Risk of vaccine-preventable disease outbreaks at 30-year high says PAHO
Director of the Pan American Health Organization (PAHO) Dr. Jarbas Barbosa had called on countries to urgently step-up routine vaccination programmes as the risk of disease outbreaks in the Americas reaches a 30-year high due to a decline in vaccination coverage.
While the Americas was the first region in the world to eliminate polio in 1994 and has historically been a world leader in disease control and elimination, “national immunization programmes have suffered numerous setbacks over the last decade,” Dr. Barbosa said during a recent media briefing.
Inadequate sustainable financing for immunization and an increase in vaccine hesitancy due to misinformation have been among the primary drivers of the drop in coverage, he added, factors further exacerbated by the COVID-19 pandemic.
Today, the Region of the Americas is the second in the world with the worst vaccine coverage. Around 2.7 million children did not receive all their vaccine doses in 2021, leaving them without full protection against diphtheria, tetanus and whooping cough. Two countries – Brazil and Mexico – account for more than 50% of children that have never received a vaccine in the region.
Failure to effectively implement and maintain routine vaccination coverage leaves children “susceptible to diseases such as polio, tetanus, measles and diphtheria,” Dr. Barbosa said.
In the run up to Vaccination Week in the Americas from April 22-29, the PAHO Director urged countries to step up efforts to “recover the vaccination coverage rates that protected us in the past.”
Vaccination Week in the Americas is “an extraordinary strategy to complement the efforts of national immunization programmes,” Dr. Barbosa said, supporting efforts to protect more than one billion people of all ages since its inception 20 years ago.

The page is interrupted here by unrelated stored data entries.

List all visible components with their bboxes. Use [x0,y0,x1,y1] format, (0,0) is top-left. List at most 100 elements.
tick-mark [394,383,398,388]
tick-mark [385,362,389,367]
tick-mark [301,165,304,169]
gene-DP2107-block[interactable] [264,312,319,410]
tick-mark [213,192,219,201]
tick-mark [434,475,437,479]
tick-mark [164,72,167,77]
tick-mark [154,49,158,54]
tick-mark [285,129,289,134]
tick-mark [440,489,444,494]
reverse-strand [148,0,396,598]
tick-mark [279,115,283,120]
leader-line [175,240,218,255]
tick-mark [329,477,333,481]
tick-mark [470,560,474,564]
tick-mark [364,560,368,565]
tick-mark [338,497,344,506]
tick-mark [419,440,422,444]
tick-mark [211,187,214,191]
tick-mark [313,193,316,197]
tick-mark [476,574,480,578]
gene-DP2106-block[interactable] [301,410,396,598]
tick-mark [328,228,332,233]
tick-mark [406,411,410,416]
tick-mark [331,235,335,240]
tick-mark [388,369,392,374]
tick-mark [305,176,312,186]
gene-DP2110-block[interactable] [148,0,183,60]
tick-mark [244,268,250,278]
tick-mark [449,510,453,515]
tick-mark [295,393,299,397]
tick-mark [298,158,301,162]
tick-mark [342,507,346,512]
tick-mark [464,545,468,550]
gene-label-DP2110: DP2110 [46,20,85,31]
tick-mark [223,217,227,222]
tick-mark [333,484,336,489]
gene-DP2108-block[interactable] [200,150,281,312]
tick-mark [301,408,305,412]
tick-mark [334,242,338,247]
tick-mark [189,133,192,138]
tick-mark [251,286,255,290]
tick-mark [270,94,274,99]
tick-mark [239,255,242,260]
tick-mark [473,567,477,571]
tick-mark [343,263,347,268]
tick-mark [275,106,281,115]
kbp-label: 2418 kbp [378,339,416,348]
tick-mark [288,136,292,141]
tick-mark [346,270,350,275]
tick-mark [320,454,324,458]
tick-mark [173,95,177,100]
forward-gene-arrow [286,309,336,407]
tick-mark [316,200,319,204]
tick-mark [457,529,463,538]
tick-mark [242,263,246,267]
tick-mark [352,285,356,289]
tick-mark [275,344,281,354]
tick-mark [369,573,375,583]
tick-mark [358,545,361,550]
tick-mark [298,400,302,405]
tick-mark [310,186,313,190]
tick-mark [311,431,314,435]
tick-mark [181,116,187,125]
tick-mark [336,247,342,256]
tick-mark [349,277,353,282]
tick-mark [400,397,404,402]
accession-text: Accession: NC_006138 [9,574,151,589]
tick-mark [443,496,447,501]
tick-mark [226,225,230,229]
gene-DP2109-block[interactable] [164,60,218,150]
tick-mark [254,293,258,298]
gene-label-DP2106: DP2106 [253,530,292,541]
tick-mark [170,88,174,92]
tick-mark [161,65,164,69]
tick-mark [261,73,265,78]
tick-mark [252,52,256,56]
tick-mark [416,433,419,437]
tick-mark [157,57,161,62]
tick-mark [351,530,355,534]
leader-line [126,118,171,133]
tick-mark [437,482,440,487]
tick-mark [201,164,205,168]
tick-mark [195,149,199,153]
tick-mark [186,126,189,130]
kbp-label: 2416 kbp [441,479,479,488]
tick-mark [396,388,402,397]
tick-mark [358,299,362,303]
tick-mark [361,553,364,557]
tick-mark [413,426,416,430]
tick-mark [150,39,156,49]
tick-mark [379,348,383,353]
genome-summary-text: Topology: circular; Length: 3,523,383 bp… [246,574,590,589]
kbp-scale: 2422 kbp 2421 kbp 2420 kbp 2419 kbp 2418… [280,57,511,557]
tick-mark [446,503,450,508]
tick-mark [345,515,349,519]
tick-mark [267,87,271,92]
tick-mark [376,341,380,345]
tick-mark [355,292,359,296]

This year’s theme was ‘Get up to date, EachVaccineCounts’ and the aim was to reach more than 92 million people across the Region with life-saving vaccines.
In St Vincent and the Grenadines, the Ministry of Health staged a series of activities that began with a vaccine awareness and wellness drive in Bequia on April 22, and ended with a health fair on April, 29, on the tarmac of the decommissioned E.T Joshua Airport.
Senior Nursing Officer ( Community Nursing Services) Sr Julie Russel told SEARCHLIGHT last week Friday at one of their events at Heritage Square that “as recently as 2022, our lowest coverage was for BCG vaccine which was 94 per cent…”. She noted however, that the need to maintain vigilance was still necessary even though there was full immunisation among primary school aged children.